B Bayes’ Theorem
Brain teaser: A heritable disease occurs randomly in 10% of the population. If someone has the disease, it is passed on to their children with probability 50%. A mother has 1 healthy child. Given this, what’s the conditional probability that the mother has the disease?
- Is the answer 10%? Less? More? How do we quantify it?
- Let \(M\) be the event that the mother has the disease.
- Let \(C\) be the event that the child has the disease.
- We want \(P(M\mid \textrm{not } C)\). We have \(P(M)=0.1\) and \(P(\textrm{not }C\mid M)=0.5\).
Solution:
\[P(M \mid \textrm{not } C) = \frac{P(\textrm{not } C \mid M)P(M)}{P(\textrm{not } C)}\]
So we still need \(P(\textrm{not } C)\). This could happen in 2 ways (“law of total probability”)
\[P(\textrm{not } C)=P(\textrm{not } C \mid M)P(M) + P(\textrm{not } C \mid \textrm{not } M)P(\textrm{not } M)\]
We know \(P(\textrm{not } M)=1-P(M)=0.9\). And we assume \(P( C \mid \textrm{not } M)=0.1\) because the child can randomly get the disease like anyone else, so then \(P(\textrm{not } C \mid \textrm{not } M)=1-P( C \mid \textrm{not } M)=0.9\).
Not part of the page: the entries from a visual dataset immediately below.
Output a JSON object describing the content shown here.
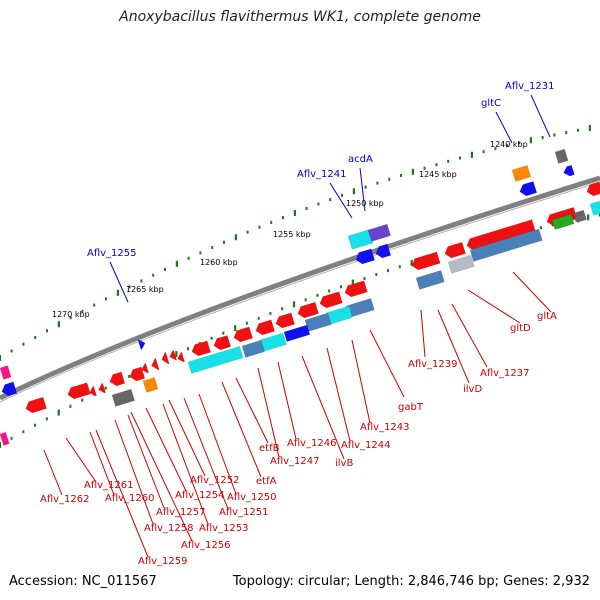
{
  "title": "Anoxybacillus flavithermus WK1, complete genome",
  "footer": {
    "accession": "Accession: NC_011567",
    "summary": "Topology: circular; Length: 2,846,746 bp; Genes: 2,932"
  },
  "colors": {
    "backbone": "#808080",
    "tick": "#1a7a1a",
    "label_blue": "#0000cc",
    "label_red": "#cc0000",
    "red": "#ee1111",
    "cyan": "#18e0e8",
    "steelblue": "#4a80b8",
    "blue": "#1111ee",
    "orange": "#ff8800",
    "gray": "#666666",
    "green": "#22aa22",
    "magenta": "#ff1188",
    "purple": "#6644cc",
    "lightgray": "#b8b8c8"
  },
  "kbp_labels": [
    "1240 kbp",
    "1245 kbp",
    "1250 kbp",
    "1255 kbp",
    "1260 kbp",
    "1265 kbp",
    "1270 kbp"
  ],
  "labels_outer": [
    "Aflv_1231",
    "gltC",
    "acdA",
    "Aflv_1241",
    "Aflv_1255"
  ],
  "labels_inner": [
    "gltA",
    "gltD",
    "Aflv_1237",
    "ilvD",
    "Aflv_1239",
    "gabT",
    "Aflv_1243",
    "Aflv_1244",
    "ilvB",
    "Aflv_1246",
    "Aflv_1247",
    "etfB",
    "etfA",
    "Aflv_1250",
    "Aflv_1251",
    "Aflv_1252",
    "Aflv_1253",
    "Aflv_1254",
    "Aflv_1256",
    "Aflv_1257",
    "Aflv_1258",
    "Aflv_1259",
    "Aflv_1260",
    "Aflv_1261",
    "Aflv_1262"
  ]
}
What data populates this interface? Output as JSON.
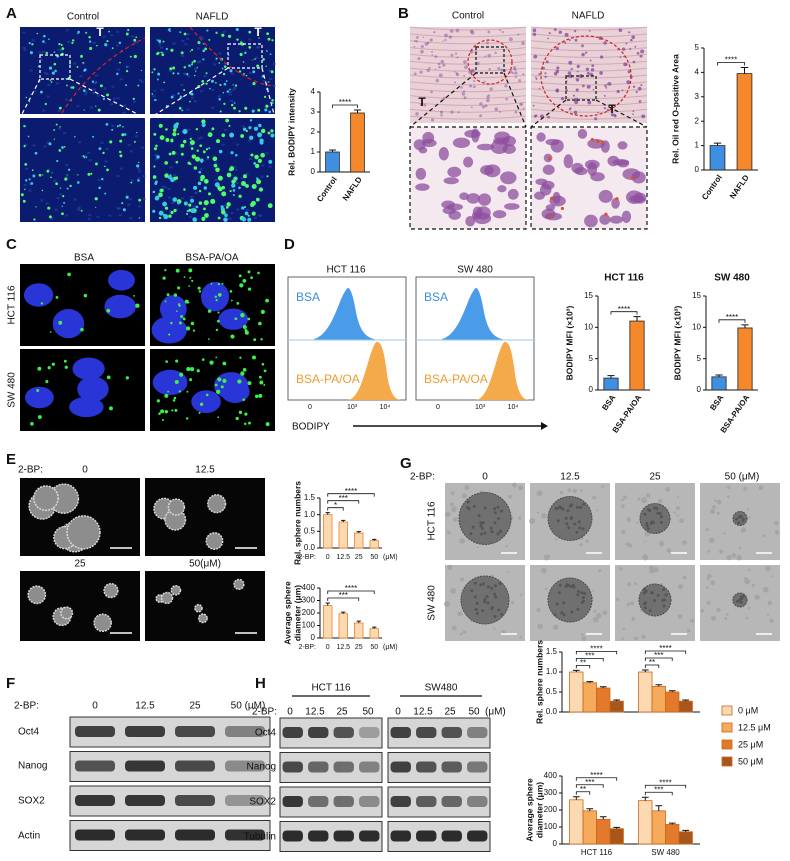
{
  "panels": {
    "A": {
      "label": "A",
      "columns": [
        "Control",
        "NAFLD"
      ],
      "tumor_marks": [
        "T",
        "T"
      ]
    },
    "B": {
      "label": "B",
      "columns": [
        "Control",
        "NAFLD"
      ],
      "tumor_marks": [
        "T",
        "T"
      ]
    },
    "C": {
      "label": "C",
      "columns": [
        "BSA",
        "BSA-PA/OA"
      ],
      "rows": [
        "HCT 116",
        "SW 480"
      ]
    },
    "D": {
      "label": "D",
      "flow": {
        "titles": [
          "HCT 116",
          "SW 480"
        ],
        "populations": [
          "BSA",
          "BSA-PA/OA"
        ],
        "xticks": [
          "0",
          "10³",
          "10⁴"
        ],
        "xlabel": "BODIPY"
      }
    },
    "E": {
      "label": "E",
      "treatment": "2-BP:",
      "doses": [
        "0",
        "12.5",
        "25",
        "50(μM)"
      ]
    },
    "F": {
      "label": "F",
      "treatment": "2-BP:",
      "doses": [
        "0",
        "12.5",
        "25",
        "50 (μM)"
      ],
      "proteins": [
        "Oct4",
        "Nanog",
        "SOX2",
        "Actin"
      ]
    },
    "G": {
      "label": "G",
      "treatment": "2-BP:",
      "doses": [
        "0",
        "12.5",
        "25",
        "50 (μM)"
      ],
      "rows": [
        "HCT 116",
        "SW 480"
      ]
    },
    "H": {
      "label": "H",
      "cell_lines": [
        "HCT 116",
        "SW480"
      ],
      "treatment": "2-BP:",
      "doses": [
        "0",
        "12.5",
        "25",
        "50"
      ],
      "unit": "(μM)",
      "proteins": [
        "Oct4",
        "Nanog",
        "SOX2",
        "Tubulin"
      ]
    }
  },
  "chart_data": [
    {
      "type": "bar",
      "ylabel": "Rel. BODIPY intensity",
      "categories": [
        "Control",
        "NAFLD"
      ],
      "values": [
        1.0,
        2.95
      ],
      "errors": [
        0.1,
        0.15
      ],
      "colors": [
        "#3f8fe0",
        "#f4882a"
      ],
      "ylim": [
        0,
        4
      ],
      "yticks": [
        0,
        1,
        2,
        3,
        4
      ],
      "comparisons": [
        {
          "categories": [
            0,
            1
          ],
          "label": "****"
        }
      ]
    },
    {
      "type": "bar",
      "ylabel": "Rel. Oil red O-positive Area",
      "categories": [
        "Control",
        "NAFLD"
      ],
      "values": [
        1.0,
        3.95
      ],
      "errors": [
        0.1,
        0.25
      ],
      "colors": [
        "#3f8fe0",
        "#f4882a"
      ],
      "ylim": [
        0,
        5
      ],
      "yticks": [
        0,
        1,
        2,
        3,
        4,
        5
      ],
      "comparisons": [
        {
          "categories": [
            0,
            1
          ],
          "label": "****"
        }
      ]
    },
    {
      "type": "bar",
      "title": "HCT 116",
      "ylabel": "BODIPY MFI (×10³)",
      "categories": [
        "BSA",
        "BSA-PA/OA"
      ],
      "values": [
        1.9,
        11.0
      ],
      "errors": [
        0.4,
        0.7
      ],
      "colors": [
        "#3f8fe0",
        "#f4882a"
      ],
      "ylim": [
        0,
        15
      ],
      "yticks": [
        0,
        5,
        10,
        15
      ],
      "comparisons": [
        {
          "categories": [
            0,
            1
          ],
          "label": "****"
        }
      ]
    },
    {
      "type": "bar",
      "title": "SW 480",
      "ylabel": "BODIPY MFI (×10³)",
      "categories": [
        "BSA",
        "BSA-PA/OA"
      ],
      "values": [
        2.1,
        9.9
      ],
      "errors": [
        0.3,
        0.5
      ],
      "colors": [
        "#3f8fe0",
        "#f4882a"
      ],
      "ylim": [
        0,
        15
      ],
      "yticks": [
        0,
        5,
        10,
        15
      ],
      "comparisons": [
        {
          "categories": [
            0,
            1
          ],
          "label": "****"
        }
      ]
    },
    {
      "type": "bar",
      "ylabel": [
        "Rel. sphere numbers"
      ],
      "x_prefix": "2-BP:",
      "x_unit": "(μM)",
      "categories": [
        "0",
        "12.5",
        "25",
        "50"
      ],
      "values": [
        1.0,
        0.78,
        0.45,
        0.22
      ],
      "errors": [
        0.06,
        0.05,
        0.04,
        0.04
      ],
      "color": "#fcd9b0",
      "edge_color": "#e8822e",
      "ylim": [
        0,
        1.5
      ],
      "yticks": [
        {
          "value": 0,
          "label": "0.0"
        },
        0.5,
        {
          "value": 1,
          "label": "1.0"
        },
        1.5
      ],
      "comparisons": [
        {
          "categories": [
            0,
            1
          ],
          "label": "*"
        },
        {
          "categories": [
            0,
            2
          ],
          "label": "***"
        },
        {
          "categories": [
            0,
            3
          ],
          "label": "****"
        }
      ]
    },
    {
      "type": "bar",
      "ylabel": [
        "Average sphere",
        "diameter (μm)"
      ],
      "x_prefix": "2-BP:",
      "x_unit": "(μM)",
      "categories": [
        "0",
        "12.5",
        "25",
        "50"
      ],
      "values": [
        260,
        195,
        120,
        75
      ],
      "errors": [
        20,
        12,
        15,
        12
      ],
      "color": "#fcd9b0",
      "edge_color": "#e8822e",
      "ylim": [
        0,
        400
      ],
      "yticks": [
        0,
        100,
        200,
        300,
        400
      ],
      "comparisons": [
        {
          "categories": [
            0,
            2
          ],
          "label": "***"
        },
        {
          "categories": [
            0,
            3
          ],
          "label": "****"
        }
      ]
    },
    {
      "type": "bar",
      "ylabel": [
        "Rel. sphere numbers"
      ],
      "categories": [
        null,
        null
      ],
      "edge_color": "#c9661d",
      "legend": "right",
      "series": [
        {
          "name": "0 μM",
          "color": "#fcd9b0",
          "values": [
            1.0,
            1.0
          ],
          "errors": [
            0.04,
            0.05
          ]
        },
        {
          "name": "12.5 μM",
          "color": "#f6aa5c",
          "values": [
            0.73,
            0.64
          ],
          "errors": [
            0.03,
            0.04
          ]
        },
        {
          "name": "25 μM",
          "color": "#e3792a",
          "values": [
            0.6,
            0.5
          ],
          "errors": [
            0.03,
            0.03
          ]
        },
        {
          "name": "50 μM",
          "color": "#a9561b",
          "values": [
            0.27,
            0.27
          ],
          "errors": [
            0.03,
            0.03
          ]
        }
      ],
      "ylim": [
        0,
        1.5
      ],
      "yticks": [
        {
          "value": 0,
          "label": "0.0"
        },
        0.5,
        {
          "value": 1,
          "label": "1.0"
        },
        1.5
      ],
      "comparisons": [
        {
          "group": 0,
          "series": [
            0,
            1
          ],
          "label": "**"
        },
        {
          "group": 0,
          "series": [
            0,
            2
          ],
          "label": "***"
        },
        {
          "group": 0,
          "series": [
            0,
            3
          ],
          "label": "****"
        },
        {
          "group": 1,
          "series": [
            0,
            1
          ],
          "label": "**"
        },
        {
          "group": 1,
          "series": [
            0,
            2
          ],
          "label": "***"
        },
        {
          "group": 1,
          "series": [
            0,
            3
          ],
          "label": "****"
        }
      ]
    },
    {
      "type": "bar",
      "ylabel": [
        "Average sphere",
        "diameter (μm)"
      ],
      "categories": [
        "HCT 116",
        "SW 480"
      ],
      "edge_color": "#c9661d",
      "series": [
        {
          "color": "#fcd9b0",
          "values": [
            260,
            255
          ],
          "errors": [
            18,
            20
          ]
        },
        {
          "color": "#f6aa5c",
          "values": [
            195,
            195
          ],
          "errors": [
            12,
            30
          ]
        },
        {
          "color": "#e3792a",
          "values": [
            145,
            115
          ],
          "errors": [
            15,
            8
          ]
        },
        {
          "color": "#a9561b",
          "values": [
            90,
            72
          ],
          "errors": [
            8,
            8
          ]
        }
      ],
      "ylim": [
        0,
        400
      ],
      "yticks": [
        0,
        100,
        200,
        300,
        400
      ],
      "comparisons": [
        {
          "group": 0,
          "series": [
            0,
            1
          ],
          "label": "**"
        },
        {
          "group": 0,
          "series": [
            0,
            2
          ],
          "label": "***"
        },
        {
          "group": 0,
          "series": [
            0,
            3
          ],
          "label": "****"
        },
        {
          "group": 1,
          "series": [
            0,
            2
          ],
          "label": "***"
        },
        {
          "group": 1,
          "series": [
            0,
            3
          ],
          "label": "****"
        }
      ]
    }
  ]
}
Finally, then, we’re left with:
\[P(M \mid \textrm{not } C) = \frac{0.5 \times 0.1}{0.5\times 0.1 + 0.9 \times 0.9}\]
Sanity check: this is less than 10%. That’s what our intuition told us.
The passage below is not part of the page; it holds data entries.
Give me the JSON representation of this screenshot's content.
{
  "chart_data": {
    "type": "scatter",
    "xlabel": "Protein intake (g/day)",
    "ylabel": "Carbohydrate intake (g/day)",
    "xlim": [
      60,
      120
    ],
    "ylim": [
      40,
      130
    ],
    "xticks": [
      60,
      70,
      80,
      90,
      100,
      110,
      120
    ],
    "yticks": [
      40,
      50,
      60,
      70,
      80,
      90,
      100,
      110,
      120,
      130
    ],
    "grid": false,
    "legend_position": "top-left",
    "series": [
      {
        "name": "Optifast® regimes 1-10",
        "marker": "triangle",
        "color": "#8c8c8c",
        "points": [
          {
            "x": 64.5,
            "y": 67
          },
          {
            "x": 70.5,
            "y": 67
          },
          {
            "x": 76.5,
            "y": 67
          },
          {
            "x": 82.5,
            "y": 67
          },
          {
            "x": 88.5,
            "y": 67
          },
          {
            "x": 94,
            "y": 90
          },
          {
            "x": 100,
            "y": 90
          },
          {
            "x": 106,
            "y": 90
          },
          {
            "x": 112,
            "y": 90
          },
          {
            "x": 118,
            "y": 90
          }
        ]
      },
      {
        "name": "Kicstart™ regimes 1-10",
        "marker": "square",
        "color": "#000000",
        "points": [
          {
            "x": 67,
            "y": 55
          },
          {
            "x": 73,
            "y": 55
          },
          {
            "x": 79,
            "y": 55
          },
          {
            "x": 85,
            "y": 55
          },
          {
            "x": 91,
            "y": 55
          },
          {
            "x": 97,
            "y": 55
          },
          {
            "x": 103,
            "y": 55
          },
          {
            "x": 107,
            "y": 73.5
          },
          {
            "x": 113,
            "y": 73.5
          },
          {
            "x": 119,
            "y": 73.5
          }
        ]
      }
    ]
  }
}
- We can get what we need using Bayes’ Theorem.
- We’ve seen above that, for events \(A\) and \(B\), \(P(A,B)=P(A\mid B)P(B)\).
- We can also write this as \(P(A,B)=P(B\mid A)P(A)\).
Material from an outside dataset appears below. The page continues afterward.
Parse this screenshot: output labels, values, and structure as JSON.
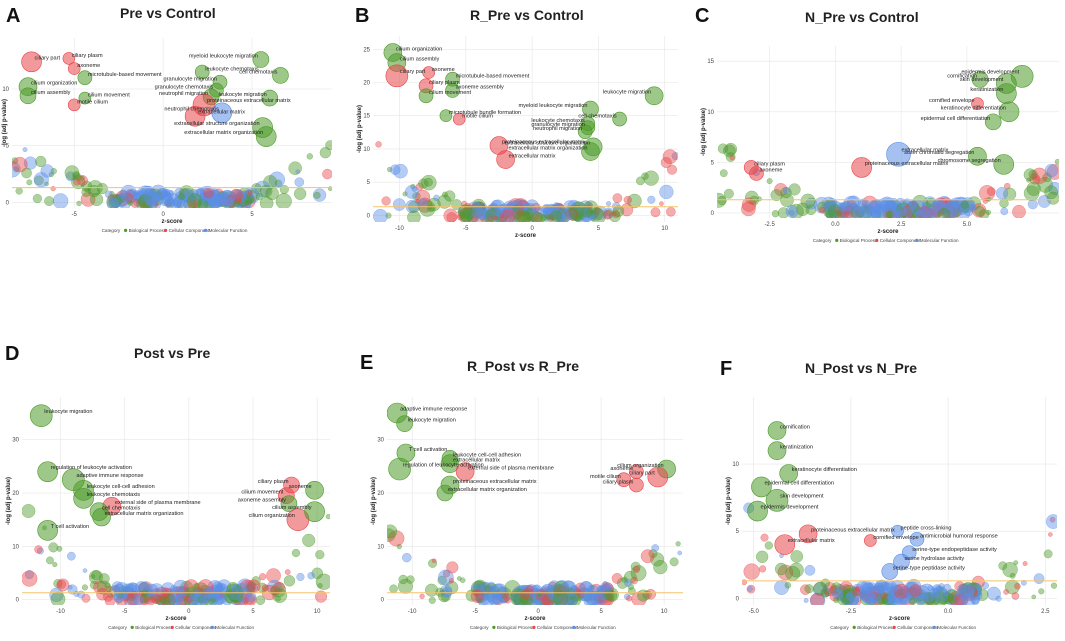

- Since these are equal, we get the famous Bayes’ theorem:
\[P(A\mid B)=\frac{P(B\mid A)P(A)}{P(B)}\]
(0.5*0.1)/(0.5*0.1+0.9*0.9)
## [1] 0.05813953
Follow-up question: What’s the conditional probability that the next child will have the disease?
Suppose a drug test produces a positive result with probability 0.99 for drug users, \(P(T = 1\mid D = 1) = 0.99\). It also produces a negative result with probability \(0.99\) for non-drug users, \(P(T = 0\mid D = 0) = 0.99\). The probability that a random person uses the drug is \(0.001\), so \(P(D = 1) = 0.001\). What is the probability that a random person who tests positive is not actually a user, \(P(D = 0 \mid T = 1)\)?